Here's an idea I came up with in 1999, when I was working at Demon. It's a design for a scalable log processing infrastructure, which allows you to plug in simple processing scripts which have very easy requirements, but still attain good scalability and reliability.

It's all based on dividing logs into relatively small batches: too large and the log processing latency gets too big; too small and the batch handling overhead gets too big. I decided that one-minute batches were a happy medium. Batches are always aligned to minute boundaries NN:NN:00, so that (assuming your computers' clocks are synchronized) batches generated on different computers start and end at the same time.

Log processing scripts can be simple sequential code. The requirements are that they are idempotent, so that they can be re-run if anything goes wrong; they must depend only on the time stamps in the logs, not the wall clock time; and they must be able to process batches independently.

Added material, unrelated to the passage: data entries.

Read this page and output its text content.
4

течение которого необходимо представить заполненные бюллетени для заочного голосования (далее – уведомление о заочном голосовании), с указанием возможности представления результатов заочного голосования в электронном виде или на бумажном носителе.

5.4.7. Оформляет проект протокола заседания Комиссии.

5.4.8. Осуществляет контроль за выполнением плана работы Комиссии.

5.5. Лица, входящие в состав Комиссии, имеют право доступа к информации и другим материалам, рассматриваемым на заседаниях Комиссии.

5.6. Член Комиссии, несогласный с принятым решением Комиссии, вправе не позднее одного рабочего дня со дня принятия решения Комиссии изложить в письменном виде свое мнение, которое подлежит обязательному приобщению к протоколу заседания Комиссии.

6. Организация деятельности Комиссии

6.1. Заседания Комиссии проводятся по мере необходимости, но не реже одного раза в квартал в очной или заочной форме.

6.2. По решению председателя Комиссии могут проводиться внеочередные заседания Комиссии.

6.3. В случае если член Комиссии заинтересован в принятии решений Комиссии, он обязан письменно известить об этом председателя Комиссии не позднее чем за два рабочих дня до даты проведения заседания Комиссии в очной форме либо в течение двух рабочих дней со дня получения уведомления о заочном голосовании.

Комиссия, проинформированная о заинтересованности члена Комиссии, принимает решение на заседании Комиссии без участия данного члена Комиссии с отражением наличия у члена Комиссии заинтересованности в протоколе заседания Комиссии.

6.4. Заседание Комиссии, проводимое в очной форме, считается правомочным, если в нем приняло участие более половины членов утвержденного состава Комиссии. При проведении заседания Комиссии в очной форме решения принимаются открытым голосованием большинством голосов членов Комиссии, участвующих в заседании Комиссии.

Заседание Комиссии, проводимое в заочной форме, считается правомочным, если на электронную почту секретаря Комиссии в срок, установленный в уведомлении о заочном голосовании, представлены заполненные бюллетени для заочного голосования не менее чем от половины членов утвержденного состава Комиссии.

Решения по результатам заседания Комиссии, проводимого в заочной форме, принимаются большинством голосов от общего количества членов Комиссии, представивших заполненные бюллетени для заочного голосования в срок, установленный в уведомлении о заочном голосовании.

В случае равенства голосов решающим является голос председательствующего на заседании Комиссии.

The log transport protocol must also satisfy these requirements. I decided to use HTTP, because it's already ubiquitous. The PUT method is the one we want, because it's guaranteed to be idempotent (unlike POST), and it pushes data which is more efficient for the log server than pulling (which usually implies polling). HTTP already has lots of useful features (such as security) that we don't have to re-invent. If you use the "chunked" Transfer-Encoding, then you can start sending a batch as it starts which minimizes latency.

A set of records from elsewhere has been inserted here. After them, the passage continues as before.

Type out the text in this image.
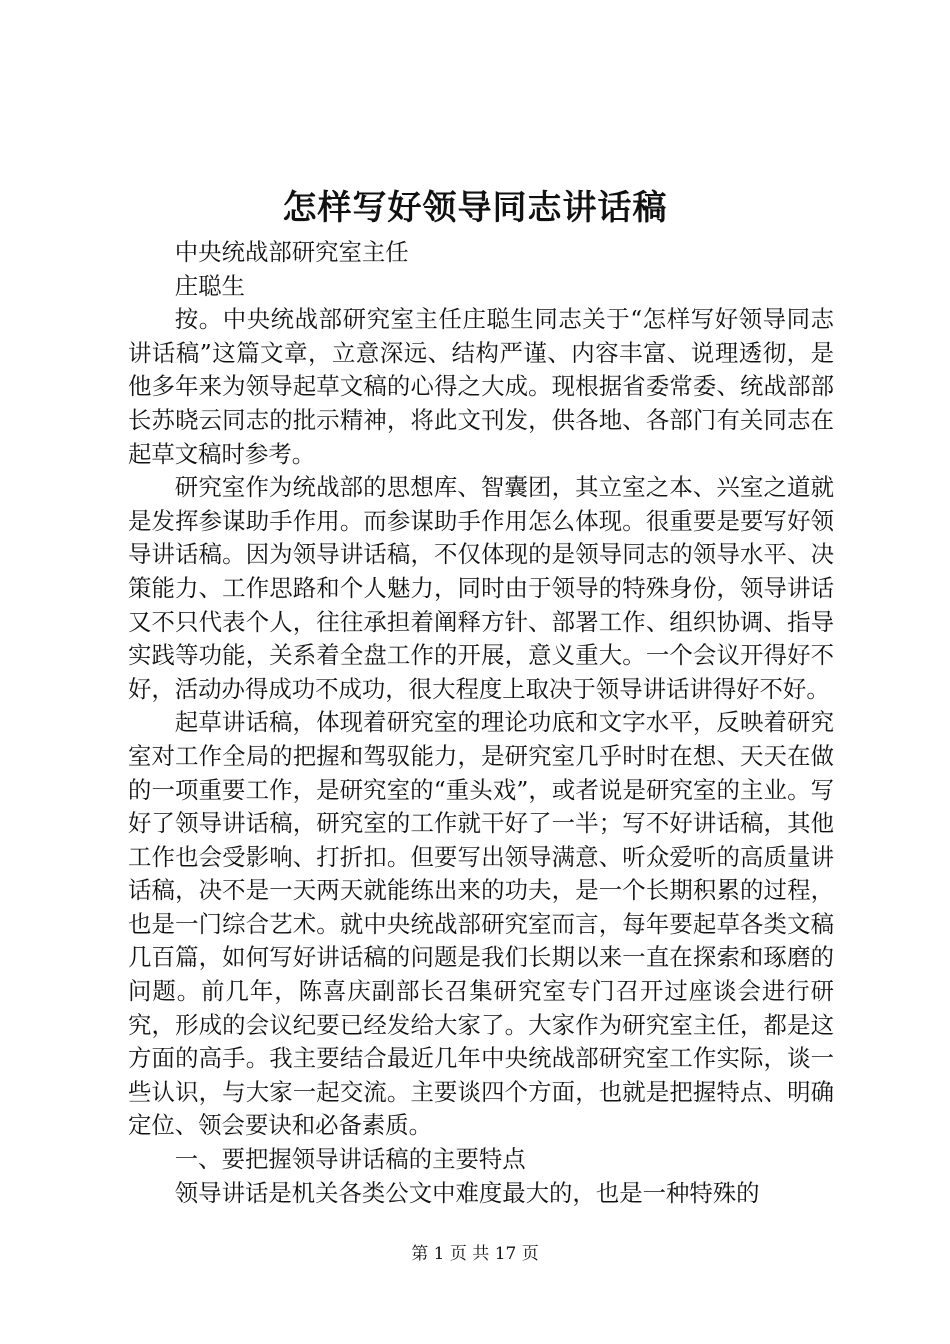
怎样写好领导同志讲话稿

中央统战部研究室主任

庄聪生

按。中央统战部研究室主任庄聪生同志关于“怎样写好领导同志讲话稿”这篇文章，立意深远、结构严谨、内容丰富、说理透彻，是他多年来为领导起草文稿的心得之大成。现根据省委常委、统战部部长苏晓云同志的批示精神，将此文刊发，供各地、各部门有关同志在起草文稿时参考。

研究室作为统战部的思想库、智囊团，其立室之本、兴室之道就是发挥参谋助手作用。而参谋助手作用怎么体现。很重要是要写好领导讲话稿。因为领导讲话稿，不仅体现的是领导同志的领导水平、决策能力、工作思路和个人魅力，同时由于领导的特殊身份，领导讲话又不只代表个人，往往承担着阐释方针、部署工作、组织协调、指导实践等功能，关系着全盘工作的开展，意义重大。一个会议开得好不好，活动办得成功不成功，很大程度上取决于领导讲话讲得好不好。

起草讲话稿，体现着研究室的理论功底和文字水平，反映着研究室对工作全局的把握和驾驭能力，是研究室几乎时时在想、天天在做的一项重要工作，是研究室的“重头戏”，或者说是研究室的主业。写好了领导讲话稿，研究室的工作就干好了一半；写不好讲话稿，其他工作也会受影响、打折扣。但要写出领导满意、听众爱听的高质量讲话稿，决不是一天两天就能练出来的功夫，是一个长期积累的过程，也是一门综合艺术。就中央统战部研究室而言，每年要起草各类文稿几百篇，如何写好讲话稿的问题是我们长期以来一直在探索和琢磨的问题。前几年，陈喜庆副部长召集研究室专门召开过座谈会进行研究，形成的会议纪要已经发给大家了。大家作为研究室主任，都是这方面的高手。我主要结合最近几年中央统战部研究室工作实际，谈一些认识，与大家一起交流。主要谈四个方面，也就是把握特点、明确定位、领会要诀和必备素质。

一、要把握领导讲话稿的主要特点

领导讲话是机关各类公文中难度最大的，也是一种特殊的

第 1 页 共 17 页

This scheme gets its scalability by exploiting parallelism.

A batch of logs may take longer to process than it does to generate if you have lots of log generating machines, or if a naive log processing script is slow - the real-world example from Demon was doing reverse DNS lookups on web logs. In this situation you can start processing the next batch as soon as it becomes available, even if the previous batch is still being processed. This means you can make use of idle CPU (waiting for DNS lookups) or multiple CPUs.

If one machine isn't enough to handle your log load, you can send alternate batches to different machines. For example one can process all the even minutes and one all the odd minutes. You can also have a hierarchy of log processors: perhaps a log collector for each cluster which in turn passes its collected logs to the central processors.

The reliability comes from a couple of simple things.

Logs are transmitted using TCP, which isn't lossy like traditional UDP-based syslog. Logs are written to disk before being sent to the server, so that if there is a network problem they can be transmitted later. Similarly, the log server can delay processing a batch until all the clients have sent their chunks. The log processor can catch up after an outage by processing the backlog of batches in parallel.

This implies that the log server has to have a list of clients so that it knows how many batches to expect each minute. Alternatively, if a machine comes back after an outage and sends a load of old batches to the log processor, idempotence means that it can re-process those old batches safely. I'm not really sure what is the best approach here - it requires some operational experience.